"Coming sinner, whatever promise you find in the Word of Christ, strain it as much as you can, so long as you do not corrupt it, and his blood and merits will answer all." John Bunyan
"But every time a godly man reads the Scriptures (remember this when you are reading the Scripture) and there meets with a promise, he ought to lay his hand upon it and say, This is part of my inheritance, it is mine, and I am to live upon it." Jeremiah Burroughs
"If we consider the unblushing promises of reward and the staggering nature of the rewards promised in the Gospels, it would seem that Our Lord finds our desire not too strong, but too weak. We are half-hearted creatures, fooling about with drink and sex and ambition when infinite joy is offered us, we are like ignorant children who want to continue making mud pies in a slum because we cannot imagine what is meant by the offer of a vacation at the sea. We are far too easily pleased." C. S. Lewis
I have been thinking long on these quotes. Thinking long on promises in the Scripture. I've found Colossians 1:9-11 in which Paul prays for a full knowledge of the will of God, all spiritual wisdom and understanding, walking worthy, pleasing the Lord in all respects, fruit bearing good works, an increasing knowledge of God, strengthening and attaining all steadfastness and patience and finishing off with a joyous giving of thanks. I've reread Luke 6:38 in which Jesus says our giving is given back "pressed down, shaken together, running over, they will pour into your lap." I can't help but think of Ephesians 3:14-21 and lay my hand on my Bible, asking for God's riches in glory to be bestowed on me exceedingly abundantly beyond all that I ask or think. And here I find a difficulty, I don't know what God's exceeding abundance looks like in such an ordinary person.
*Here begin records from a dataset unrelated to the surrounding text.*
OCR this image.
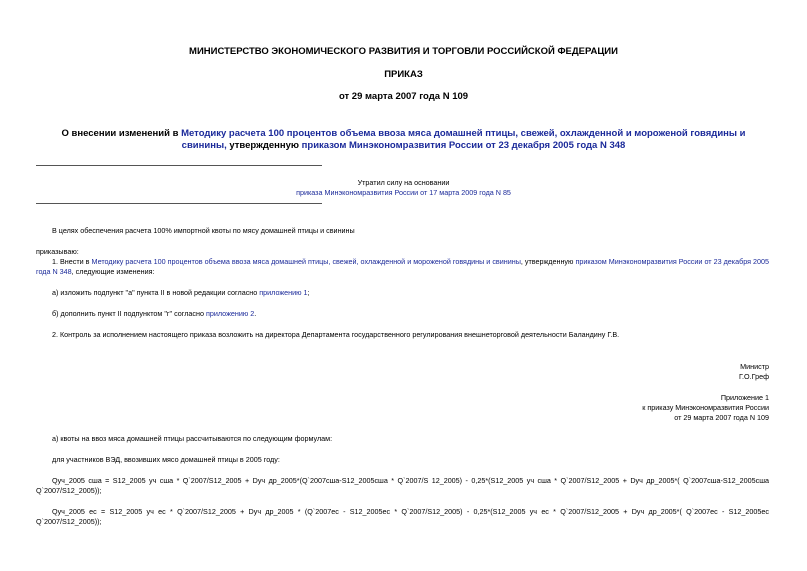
МИНИСТЕРСТВО ЭКОНОМИЧЕСКОГО РАЗВИТИЯ И ТОРГОВЛИ РОССИЙСКОЙ ФЕДЕРАЦИИ
ПРИКАЗ
от 29 марта 2007 года N 109
О внесении изменений в Методику расчета 100 процентов объема ввоза мяса домашней птицы, свежей, охлажденной и мороженой говядины и свинины, утвержденную приказом Минэкономразвития России от 23 декабря 2005 года N 348
Утратил силу на основании
приказа Минэкономразвития России от 17 марта 2009 года N 85
В целях обеспечения расчета 100% импортной квоты по мясу домашней птицы и свинины
приказываю:
1. Внести в Методику расчета 100 процентов объема ввоза мяса домашней птицы, свежей, охлажденной и мороженой говядины и свинины, утвержденную приказом Минэкономразвития России от 23 декабря 2005 года N 348, следующие изменения:
а) изложить подпункт "а" пункта II в новой редакции согласно приложению 1;
б) дополнить пункт II подпунктом "г" согласно приложению 2.
2. Контроль за исполнением настоящего приказа возложить на директора Департамента государственного регулирования внешнеторговой деятельности Баландину Г.В.
Министр
Г.О.Греф
Приложение 1
к приказу Минэкономразвития России
от 29 марта 2007 года N 109
а) квоты на ввоз мяса домашней птицы рассчитываются по следующим формулам:
для участников ВЭД, ввозивших мясо домашней птицы в 2005 году:
Qуч_2005 сша = S12_2005 уч сша * Q`2007/S12_2005 + Dуч др_2005*(Q`2007сша-S12_2005сша * Q`2007/S 12_2005) - 0,25*(S12_2005 уч сша * Q`2007/S12_2005 + Dуч др_2005*( Q`2007сша-S12_2005сша Q`2007/S12_2005));
Qуч_2005 ес = S12_2005 уч ес * Q`2007/S12_2005 + Dуч др_2005 * (Q`2007ес - S12_2005ес * Q`2007/S12_2005) - 0,25*(S12_2005 уч ес * Q`2007/S12_2005 + Dуч др_2005*( Q`2007ес - S12_2005ес Q`2007/S12_2005));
Today time has passed slowly. Today has been a day for cups of tea beside piles of kleenex, and girls laying flushed under quilts. Today has been a day for digging in the mud, adding compost, and pulling out weeds. There has been time for thinking and daffodil gazing and playing with the camera. Today has been a day for scrubbing toilets, hanging laundry in the sun, and reading stories on the couch. There has been time for a few stolen pages of Dorothy Sayers and an allowance for an English teaspoon filled with sugar stirred in my tea. Today has been a day for daffodils in grandma's crystal and the bubbling excitement of giving a gift.
God is in the midst of all of this and promises an exceedingly abundantly beyond, and that promise stretches my belief. I need faith, the assurance of things hoped for, and so I ask for it and dare to believe God's promises are even for me. Even for me.